XHRLM-FM
- Ciudad Mante, Tamaulipas; Mexico;
- Frequency: 91.9 FM
- Branding: Exa FM

Programming
- Format: Contemporary hit radio
- Affiliations: MVS Radio

Ownership
- Owner: Organización Radiofónica Tamaulipeca; (Radio Sistema del Centro, S.A. de C.V.);
- Sister stations: XHECM-FM, XHYP-FM, XHXO-FM, XHEMY-FM

History
- First air date: May 9, 1978 (concession)
- Call sign meaning: Original owner Ricardo López Méndez

Technical information
- Licensing authority: CRT
- Class: B1
- ERP: 12,140 watts
- HAAT: 33.56 m (110.1 ft)

Links
- Website: ort.com.mx (ORT website) exafm.com (Exa FM site)

= XHRLM-FM =

Radio station in Ciudad Mante, Tamaulipas, Mexico

XHRLM-FM is a radio station on 91.9 FM in Ciudad Mante, Tamaulipas, Mexico. It carries the Exa FM national format from MVS Radio and is owned by Organización Radiofónica Tamaulipeca.

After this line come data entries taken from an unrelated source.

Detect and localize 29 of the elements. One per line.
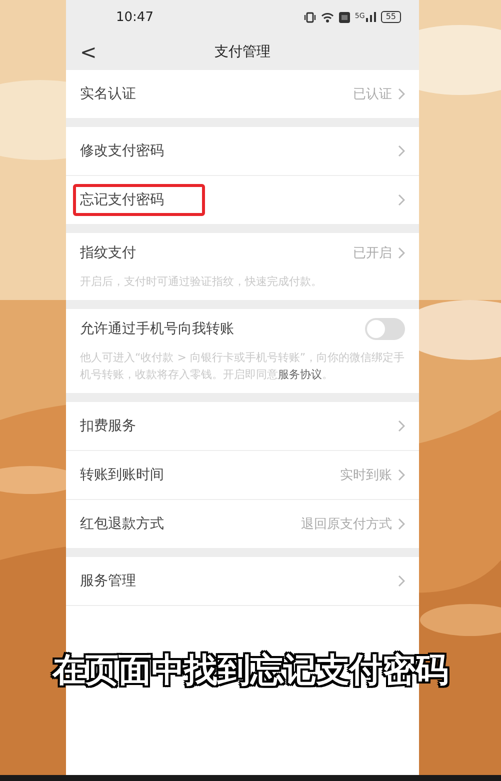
chevron-icon [398,194,405,206]
chevron-icon [398,88,405,100]
chevron-icon [398,469,405,481]
row-label[interactable]: 忘记支付密码 [73,184,205,216]
row-label[interactable]: 实名认证 [73,78,143,110]
row-value: 已开启 [353,245,392,262]
row-label[interactable]: 红包退款方式 [73,508,171,540]
row-label[interactable]: 指纹支付 [73,237,143,269]
row-value: 退回原支付方式 [301,516,392,533]
row-value: 已认证 [353,86,392,103]
row-label[interactable]: 转账到账时间 [73,459,171,491]
row-label[interactable]: 修改支付密码 [73,135,171,167]
toggle-switch[interactable] [365,318,405,340]
status-time: 10:47 [116,10,154,24]
row-label[interactable]: 允许通过手机号向我转账 [73,313,241,345]
row-value: 实时到账 [340,467,392,484]
row-label[interactable]: 扣费服务 [73,410,143,442]
chevron-icon [398,575,405,587]
page-title: 支付管理 [214,43,270,61]
signal-icon [366,12,376,22]
wifi-icon [320,12,334,22]
row-label[interactable]: 服务管理 [73,565,143,597]
back-button[interactable]: < [76,40,101,64]
chevron-icon [398,420,405,432]
chevron-icon [398,518,405,530]
chevron-icon [398,145,405,157]
chevron-icon [398,247,405,259]
battery-icon: 55 [380,11,401,23]
vibrate-icon [304,12,316,22]
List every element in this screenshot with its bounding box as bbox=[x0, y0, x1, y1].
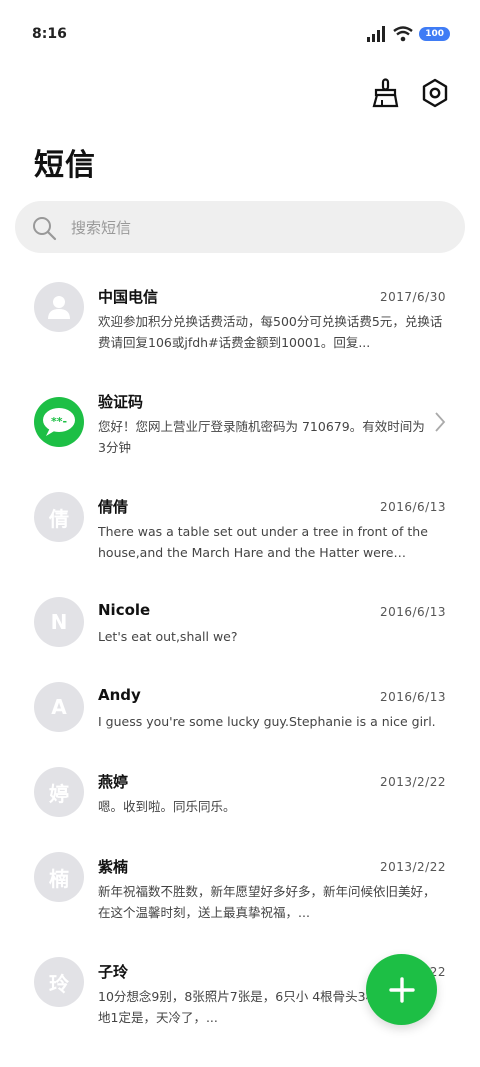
sender-name: Andy bbox=[98, 686, 141, 704]
sender-name: Nicole bbox=[98, 601, 151, 619]
message-date: 2017/6/30 bbox=[379, 290, 446, 304]
message-preview: There was a table set out under a tree i… bbox=[98, 524, 428, 560]
status-bar: 8:16 100 bbox=[0, 0, 480, 66]
message-preview: 新年祝福数不胜数，新年愿望好多好多，新年问候依旧美好，在这个温馨时刻，送上最真挚… bbox=[98, 884, 436, 920]
status-time: 8:16 bbox=[32, 26, 67, 42]
battery-badge: 100 bbox=[419, 27, 450, 41]
status-icons: 100 bbox=[367, 22, 450, 46]
sender-name: 子玲 bbox=[98, 963, 129, 981]
conversation-item[interactable]: 倩 倩倩 2016/6/13 There was a table set out… bbox=[0, 492, 480, 572]
sender-name: 燕婷 bbox=[98, 773, 129, 791]
message-date: 2013/2/22 bbox=[379, 775, 446, 789]
conversation-item[interactable]: A Andy 2016/6/13 I guess you're some luc… bbox=[0, 682, 480, 742]
search-input[interactable] bbox=[69, 201, 453, 255]
sender-name: 紫楠 bbox=[98, 858, 129, 876]
sender-name: 倩倩 bbox=[98, 498, 129, 516]
person-icon bbox=[48, 296, 70, 319]
broom-icon bbox=[372, 78, 399, 108]
conversation-item[interactable]: 楠 紫楠 2013/2/22 新年祝福数不胜数，新年愿望好多好多，新年问候依旧美… bbox=[0, 852, 480, 932]
message-preview: 您好！您网上营业厅登录随机密码为 710679。有效时间为3分钟 bbox=[98, 419, 425, 455]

Its broadcast hours are from 6:00 a.m and 10:00 p.m.

==History==
XHRLM received its concession in 1978. It was initially owned by Ricardo López Méndez, a former XEW announcer and poet. After his death in 1989, XHRLM was sold to Enrique Cárdenas González, a PRI politician, former mayor of Ciudad Victoria and one-time governor of Tamaulipas.